Mit den Möbeln in Eiche rustikal hat Therese Holzschneider ein Stück ihres alten Lebens ins Walter-Kobold-Haus geholt. Ihren 100. Geburtstag hatte sie noch in ihren eigenen vier Wänden gefeiert, im Service Wohnen der Graf Recke Stiftung gleich nebenan. „Vom Fenster aus kann ich meine alte Wohnung sehen“, erzählt sie. Nach einem Sturz sei sie dann aber ins Seniorenzentrum umgezogen. Sie könnte es nicht besser haben, sagt die Seniorin und lobt die Pflegekräfte in höchsten Tönen. „Aber es fehlt auch was“, räumt sie ein.
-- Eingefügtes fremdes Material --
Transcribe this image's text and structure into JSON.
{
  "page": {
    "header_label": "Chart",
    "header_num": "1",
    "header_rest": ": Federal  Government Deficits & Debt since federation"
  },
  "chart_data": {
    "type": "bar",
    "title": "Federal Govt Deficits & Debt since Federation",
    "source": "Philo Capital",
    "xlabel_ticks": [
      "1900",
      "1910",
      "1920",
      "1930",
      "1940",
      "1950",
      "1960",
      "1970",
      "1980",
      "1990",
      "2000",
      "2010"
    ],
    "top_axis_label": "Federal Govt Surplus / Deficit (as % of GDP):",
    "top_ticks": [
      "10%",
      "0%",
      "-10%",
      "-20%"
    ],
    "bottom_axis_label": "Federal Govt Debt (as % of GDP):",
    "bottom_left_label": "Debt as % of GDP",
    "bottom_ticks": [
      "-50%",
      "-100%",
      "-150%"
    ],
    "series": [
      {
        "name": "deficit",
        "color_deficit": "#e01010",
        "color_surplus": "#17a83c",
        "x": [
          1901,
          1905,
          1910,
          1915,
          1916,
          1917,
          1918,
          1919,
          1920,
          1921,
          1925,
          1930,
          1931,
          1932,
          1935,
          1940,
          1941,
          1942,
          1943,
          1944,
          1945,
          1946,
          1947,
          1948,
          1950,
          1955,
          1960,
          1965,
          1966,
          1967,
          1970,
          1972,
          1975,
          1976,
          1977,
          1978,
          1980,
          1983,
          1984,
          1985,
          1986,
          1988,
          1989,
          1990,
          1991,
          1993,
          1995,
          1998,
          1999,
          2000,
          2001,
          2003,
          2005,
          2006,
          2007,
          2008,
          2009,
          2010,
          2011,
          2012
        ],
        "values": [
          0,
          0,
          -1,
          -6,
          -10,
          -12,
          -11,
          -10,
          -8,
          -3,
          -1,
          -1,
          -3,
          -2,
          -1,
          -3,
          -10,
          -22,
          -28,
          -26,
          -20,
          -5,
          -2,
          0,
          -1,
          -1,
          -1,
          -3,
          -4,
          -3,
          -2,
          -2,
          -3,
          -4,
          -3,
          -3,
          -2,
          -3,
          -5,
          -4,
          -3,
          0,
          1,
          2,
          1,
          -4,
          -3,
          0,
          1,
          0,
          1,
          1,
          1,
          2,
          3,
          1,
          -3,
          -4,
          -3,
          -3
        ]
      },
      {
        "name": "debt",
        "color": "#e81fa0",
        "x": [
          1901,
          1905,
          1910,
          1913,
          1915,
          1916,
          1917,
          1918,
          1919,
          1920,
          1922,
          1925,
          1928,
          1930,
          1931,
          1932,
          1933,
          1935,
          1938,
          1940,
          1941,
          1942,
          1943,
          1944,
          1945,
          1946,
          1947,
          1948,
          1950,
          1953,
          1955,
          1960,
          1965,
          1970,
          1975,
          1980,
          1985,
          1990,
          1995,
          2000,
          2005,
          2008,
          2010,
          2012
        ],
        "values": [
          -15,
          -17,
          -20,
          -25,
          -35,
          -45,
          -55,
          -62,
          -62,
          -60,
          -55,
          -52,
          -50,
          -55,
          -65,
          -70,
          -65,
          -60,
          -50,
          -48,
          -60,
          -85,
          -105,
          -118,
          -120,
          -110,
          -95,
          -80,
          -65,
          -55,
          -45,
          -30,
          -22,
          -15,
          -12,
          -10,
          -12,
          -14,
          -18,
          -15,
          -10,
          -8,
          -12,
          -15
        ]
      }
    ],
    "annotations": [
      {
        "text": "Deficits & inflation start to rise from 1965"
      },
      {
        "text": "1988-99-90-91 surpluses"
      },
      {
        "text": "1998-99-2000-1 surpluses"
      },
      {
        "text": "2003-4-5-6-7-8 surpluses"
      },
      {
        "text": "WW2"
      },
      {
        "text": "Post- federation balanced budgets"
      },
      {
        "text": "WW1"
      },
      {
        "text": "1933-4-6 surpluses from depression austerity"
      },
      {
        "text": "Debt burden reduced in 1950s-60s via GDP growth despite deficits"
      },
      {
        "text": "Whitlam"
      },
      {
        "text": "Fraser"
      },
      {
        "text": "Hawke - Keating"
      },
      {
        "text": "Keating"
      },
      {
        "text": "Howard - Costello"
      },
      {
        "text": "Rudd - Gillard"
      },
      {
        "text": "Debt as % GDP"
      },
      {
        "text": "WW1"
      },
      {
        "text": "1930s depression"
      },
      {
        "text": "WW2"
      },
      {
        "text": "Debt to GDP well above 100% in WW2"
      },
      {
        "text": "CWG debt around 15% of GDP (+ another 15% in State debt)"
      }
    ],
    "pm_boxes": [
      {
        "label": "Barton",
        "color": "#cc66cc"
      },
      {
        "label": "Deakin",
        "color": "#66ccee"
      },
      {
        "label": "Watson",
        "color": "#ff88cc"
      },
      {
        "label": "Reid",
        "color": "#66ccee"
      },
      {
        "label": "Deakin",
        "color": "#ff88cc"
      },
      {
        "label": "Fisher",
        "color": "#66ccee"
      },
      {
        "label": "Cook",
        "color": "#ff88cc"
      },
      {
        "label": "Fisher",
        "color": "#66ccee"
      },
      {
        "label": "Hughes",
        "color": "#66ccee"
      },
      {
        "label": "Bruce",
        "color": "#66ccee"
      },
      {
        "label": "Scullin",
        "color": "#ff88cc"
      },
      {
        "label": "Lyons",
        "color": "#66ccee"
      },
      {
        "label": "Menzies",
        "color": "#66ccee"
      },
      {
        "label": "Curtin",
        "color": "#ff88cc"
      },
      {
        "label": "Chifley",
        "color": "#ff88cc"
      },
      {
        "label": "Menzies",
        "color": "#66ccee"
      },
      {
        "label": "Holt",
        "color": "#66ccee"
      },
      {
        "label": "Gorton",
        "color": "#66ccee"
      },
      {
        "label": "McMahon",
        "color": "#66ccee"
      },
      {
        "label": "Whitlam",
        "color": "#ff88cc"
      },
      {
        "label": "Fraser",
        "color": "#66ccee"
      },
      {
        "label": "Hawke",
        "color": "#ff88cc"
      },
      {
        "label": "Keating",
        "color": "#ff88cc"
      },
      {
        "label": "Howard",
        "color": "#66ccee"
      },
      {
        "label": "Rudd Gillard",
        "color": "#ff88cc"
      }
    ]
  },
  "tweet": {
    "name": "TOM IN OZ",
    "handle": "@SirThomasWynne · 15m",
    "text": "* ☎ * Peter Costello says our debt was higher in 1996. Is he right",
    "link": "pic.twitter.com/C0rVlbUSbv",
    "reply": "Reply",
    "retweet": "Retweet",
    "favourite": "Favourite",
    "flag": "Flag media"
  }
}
Dass sie inzwischen auf den Rollstuhl angewiesen ist, macht der alten Dame zu schaffen. Selbst der Weg in den Speisesaal erscheint ihr daher weit. „Jetzt bin ich sogar froh, wenn mich jemand schiebt.“ Auch das Lesen der Zeitung fällt ihr immer schwerer, das Hören ebenfalls. Sie vermisse ihre Selbständigkeit, habe Angst, wieder zu Fallen – nur um im nächsten Moment zu witzeln: „Jetzt werde ich manchmal von einem jungen Mann ins Bett gebracht, ist das vielleicht nichts?“
Möglicherweise ist es zum Teil auch ihr ureigener Humor, der Therese Holzschneider, geboren am 12. Mai 1919, ein so gesegnetes Alter geschenkt hat. Ein Geheimrezept habe sie nicht. 102 Jahre seien eigentlich auch genug, sie wolle „nicht noch wackliger werden“, meint sie dann. „Was ich aber noch kann: Ich schaue mir die Welt an, ich habe sie direkt vor meinem Fenster.“ Dort sitzt sie manchmal und zählt die Autos, „um fit im Kopf zu bleiben“, wie sie verrät. Und so hat die 102-Jährige tatsächlich noch einen Traum: den vom eigenen Balkon. Es wäre ein bisschen wie früher im eigenen Garten.